Anticiperen op gewijzigd klimaatbeleid Kabinet n.a.v. hoger beroep in Urgenda Klimaatzaak
Indiendatum: sep. 2015
Inleiding
Het Kabinet is in beroep gegaan tegen de uitspraak van de rechter inzake de Urgenda Klimaatzaak. Ondanks dit begint Staatssecretaris Mansveld (Milieu) wel met het uitvoeren van het vonnis uit juni dat de staat verplicht tot 25 procent minder CO2-uitstoot in 2020. Nu koerst Nederland af op 17 procent minder broeikasgas dan in 1990.
De Partij voor de Dieren acht het verstandig te anticiperen op het gewijzigde beleid.
Vragen
1. Welke gevolgen heeft het feit dat staatsecretaris Mansveld uitvoering zal geven aan het vonnis om de CO2-uitstoot met 25% te verminderen in 2020 voor de duurzaamheidsdoelstellingen zoals de provincie die nu voorstaat?
2. Hoe groot is de huidige CO2 besparing die in Noord-Holland in 2020 ten opzichte van 1990 zal worden gehaald zonder extra maatregelen?
3. De veehouderij stoot meer CO2 uit dan alle verkeer en vervoer samen: maar liefst 18% van de wereldwijde CO2 uitstoot is afkomstig van de veehouderij.

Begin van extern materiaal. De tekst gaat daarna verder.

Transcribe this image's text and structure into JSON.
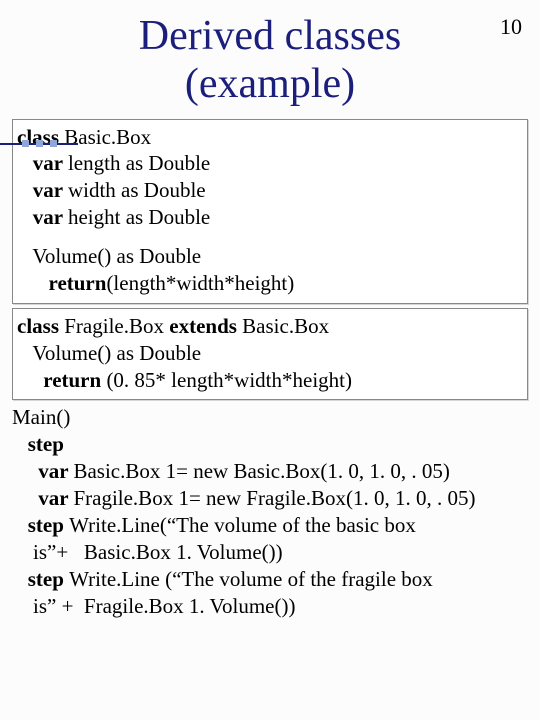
{
  "page_number": "10",
  "title_line1": "Derived classes",
  "title_line2": "(example)",
  "box1": {
    "l1_a": "class ",
    "l1_b": "Basic.Box",
    "l2_a": "   var ",
    "l2_b": "length as Double",
    "l3_a": "   var ",
    "l3_b": "width as Double",
    "l4_a": "   var ",
    "l4_b": "height as Double",
    "l5": "   Volume() as Double",
    "l6_a": "      return",
    "l6_b": "(length*width*height)"
  },
  "box2": {
    "l1_a": "class ",
    "l1_b": "Fragile.Box ",
    "l1_c": "extends ",
    "l1_d": "Basic.Box",
    "l2": "   Volume() as Double",
    "l3_a": "     return ",
    "l3_b": "(0. 85* length*width*height)"
  },
  "main": {
    "m1": "Main()",
    "m2": "   step",
    "m3_a": "     var ",
    "m3_b": "Basic.Box 1= new Basic.Box(1. 0, 1. 0, . 05)",
    "m4_a": "     var ",
    "m4_b": "Fragile.Box 1= new Fragile.Box(1. 0, 1. 0, . 05)",
    "m5_a": "   step ",
    "m5_b": "Write.Line(“The volume of the basic box",
    "m6": "    is”+   Basic.Box 1. Volume())",
    "m7_a": "   step ",
    "m7_b": "Write.Line (“The volume of the fragile box",
    "m8": "    is” +  Fragile.Box 1. Volume())"
  }
}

Erkent u de grote negatieve impact van de veehouderij op het klimaat, alsook het belang van het inperken van de veestapel om de CO2-uitstoot te verminderen? Zo nee, waarom niet?

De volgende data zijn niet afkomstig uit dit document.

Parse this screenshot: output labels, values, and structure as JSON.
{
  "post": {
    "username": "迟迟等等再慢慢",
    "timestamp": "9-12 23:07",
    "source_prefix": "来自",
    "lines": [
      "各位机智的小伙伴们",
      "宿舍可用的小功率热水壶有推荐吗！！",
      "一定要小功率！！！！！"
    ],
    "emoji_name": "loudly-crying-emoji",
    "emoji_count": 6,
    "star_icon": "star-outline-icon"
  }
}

4. Noord-Holland ligt grotendeels onder NAP. Klimaatveranderingen en de daarmee gepaard gaande stijging van de zeespiegel zullen dus juist in onze kustprovincie desastreuze gevolgen kunnen hebben. Bent u bereid om, in navolging van de Staatssecretaris, de inspanningen om de CO2-uitstoot in Noord-Holland te beperken op te schroeven? Zo nee, waarom niet?
Indiendatum:
sep. 2015
Antwoorddatum: 2 sep. 2015
1. De provincie Noord-Holland is partner van het Nationaal Energieakkoord, een antwoord op het behalen van nationale CO2-reductiedoelstellingen. Het is nog niet duidelijk welke plannen staatssecretaris Mansveld heeft om de CO2-uitstoot met 25 % te verminderen en of ze dit onderdeel wil laten uitmaken van het Nationaal Energieakkoord. De verwachting is dat het Rijk dit eind 2015 bekend maakt. Wij volgen deze ontwikkelingen en zullen dit als afweging meenemen in het nieuw te ontwikkelen beleid.
2. Deze berekeningen worden gemaakt in het kader van het Nationaal Energieakkoord en niet op provinciaal niveau.
3. Wij erkennen dat de productie van voedsel, net als andere producten, ook leidt tot CO2-uitstoot. Dit geldt op onderdelen dus ook voor de veehouderij. Overigens heeft de Universiteit van Wageningen in 2008 berekend dat dit percentage in Nederland niet 18 % maar 8% is. Het eventueel terugdringen van de veestapel beschouwen wij niet als een provinciale verantwoordelijkheid, maar die van de Europese Unie en het Rijk.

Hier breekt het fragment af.